BASF has contributed 50% of a $3m (EUR2.7m) venture capital investment in SLIPS Technologies and entered a joint development agreement with the US-based startup to develop coated thermoplastics. SLIPS is an acronym for slippery liquid-infused porous surfaces.
The non-stick innovation was inspired by the slippery-ness of the carnivorous pitcher plant, said Joanna Aizenberg, a professor of materials science at Harvard’s Wyss Institute.
"Ants can move around [the plant] fine on a dry day," Aizenberg said.
"But when it’s wet, a layer of water coats the underlying solid causing the ants to hydroplane. The moment the ants step on the rim of the plant on a wet day, they just fly down the hill [into the plant] as if they’re on ice."
"Overall you create a liquid on top of a solid – a nice slippery liquid interface that protects your solid," she added. "We’re really nucleating a new and original type of materials science … It’s a system that shows very different properties from the liquid itself and the solid itself."
The creation of the new surface materials relies on a physical property called capillarity.

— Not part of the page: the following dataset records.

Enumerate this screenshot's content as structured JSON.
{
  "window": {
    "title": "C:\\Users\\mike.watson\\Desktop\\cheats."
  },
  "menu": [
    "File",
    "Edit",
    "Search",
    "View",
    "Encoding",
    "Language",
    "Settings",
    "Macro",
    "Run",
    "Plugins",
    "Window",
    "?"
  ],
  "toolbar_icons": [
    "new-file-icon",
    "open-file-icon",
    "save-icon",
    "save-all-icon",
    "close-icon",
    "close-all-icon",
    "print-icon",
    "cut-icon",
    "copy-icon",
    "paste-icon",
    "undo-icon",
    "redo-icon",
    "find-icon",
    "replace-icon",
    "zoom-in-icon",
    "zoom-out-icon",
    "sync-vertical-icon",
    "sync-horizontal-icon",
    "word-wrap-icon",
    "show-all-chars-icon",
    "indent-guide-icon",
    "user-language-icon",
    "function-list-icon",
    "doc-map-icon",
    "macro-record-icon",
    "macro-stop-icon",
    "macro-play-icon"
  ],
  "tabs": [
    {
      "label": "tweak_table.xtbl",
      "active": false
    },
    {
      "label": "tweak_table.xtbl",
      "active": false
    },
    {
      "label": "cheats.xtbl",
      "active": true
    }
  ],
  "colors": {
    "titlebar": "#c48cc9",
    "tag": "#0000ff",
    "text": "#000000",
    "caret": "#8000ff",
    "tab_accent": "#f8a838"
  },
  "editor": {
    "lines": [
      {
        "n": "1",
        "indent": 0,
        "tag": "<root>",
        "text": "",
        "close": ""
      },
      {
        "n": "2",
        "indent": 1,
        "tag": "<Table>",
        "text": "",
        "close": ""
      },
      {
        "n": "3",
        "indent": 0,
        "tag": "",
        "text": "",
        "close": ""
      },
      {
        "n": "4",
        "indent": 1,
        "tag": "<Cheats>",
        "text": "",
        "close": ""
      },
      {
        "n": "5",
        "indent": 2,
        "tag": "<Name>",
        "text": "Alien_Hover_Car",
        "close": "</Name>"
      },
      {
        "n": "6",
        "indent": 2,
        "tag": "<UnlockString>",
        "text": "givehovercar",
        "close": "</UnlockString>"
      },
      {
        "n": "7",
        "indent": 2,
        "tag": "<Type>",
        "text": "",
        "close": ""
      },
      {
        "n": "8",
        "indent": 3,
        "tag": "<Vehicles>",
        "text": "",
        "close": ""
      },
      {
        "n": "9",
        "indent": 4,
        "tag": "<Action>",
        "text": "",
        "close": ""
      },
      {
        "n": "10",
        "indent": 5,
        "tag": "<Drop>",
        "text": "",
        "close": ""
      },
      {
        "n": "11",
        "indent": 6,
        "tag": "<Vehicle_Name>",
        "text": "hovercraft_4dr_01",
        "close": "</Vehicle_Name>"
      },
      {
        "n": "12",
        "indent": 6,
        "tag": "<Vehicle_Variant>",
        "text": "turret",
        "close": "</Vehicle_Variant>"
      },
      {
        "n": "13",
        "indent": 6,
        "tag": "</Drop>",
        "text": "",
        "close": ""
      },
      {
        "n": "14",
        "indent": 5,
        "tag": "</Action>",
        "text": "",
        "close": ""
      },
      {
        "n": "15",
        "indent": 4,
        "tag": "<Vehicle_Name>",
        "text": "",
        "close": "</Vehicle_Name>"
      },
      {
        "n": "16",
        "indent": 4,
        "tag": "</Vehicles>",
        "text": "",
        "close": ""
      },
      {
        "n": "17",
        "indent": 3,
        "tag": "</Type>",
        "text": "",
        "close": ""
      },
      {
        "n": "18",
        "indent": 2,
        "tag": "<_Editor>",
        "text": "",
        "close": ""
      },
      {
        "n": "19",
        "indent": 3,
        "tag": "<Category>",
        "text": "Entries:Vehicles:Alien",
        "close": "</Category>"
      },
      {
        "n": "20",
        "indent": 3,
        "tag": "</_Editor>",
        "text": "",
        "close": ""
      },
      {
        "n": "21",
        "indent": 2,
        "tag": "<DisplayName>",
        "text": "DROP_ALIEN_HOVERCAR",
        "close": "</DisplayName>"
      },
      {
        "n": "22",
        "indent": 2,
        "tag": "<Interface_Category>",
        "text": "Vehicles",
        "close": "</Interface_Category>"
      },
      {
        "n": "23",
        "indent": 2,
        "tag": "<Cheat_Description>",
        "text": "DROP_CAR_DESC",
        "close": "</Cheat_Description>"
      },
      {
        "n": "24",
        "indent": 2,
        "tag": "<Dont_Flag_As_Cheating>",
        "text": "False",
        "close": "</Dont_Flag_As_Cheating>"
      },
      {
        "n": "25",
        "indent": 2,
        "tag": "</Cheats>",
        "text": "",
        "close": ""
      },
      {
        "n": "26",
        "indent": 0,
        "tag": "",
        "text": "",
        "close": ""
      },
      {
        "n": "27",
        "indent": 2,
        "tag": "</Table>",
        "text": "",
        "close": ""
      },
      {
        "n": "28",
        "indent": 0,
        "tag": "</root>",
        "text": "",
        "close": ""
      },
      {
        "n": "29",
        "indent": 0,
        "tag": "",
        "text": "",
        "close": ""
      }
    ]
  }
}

"Ants can move around it fine on a dry day," Aizenberg noted. "But when it’s wet, the plant locks in water; a layer of water coats the underlying solid causing the ants to hydroplane. The moment the ants step on the rim of the plant on a wet day, they just fly down the hill [into the plant] as if they’re on ice."
The innovation sprang from work at the Harvard University School of Engineering and Applied Sciences in Cambridge, Massachusetts and the Wyss Institute, the founder of which, Hansjorg Wyss, contributed the remaining 50% of the venture capital for the advancement of the technology.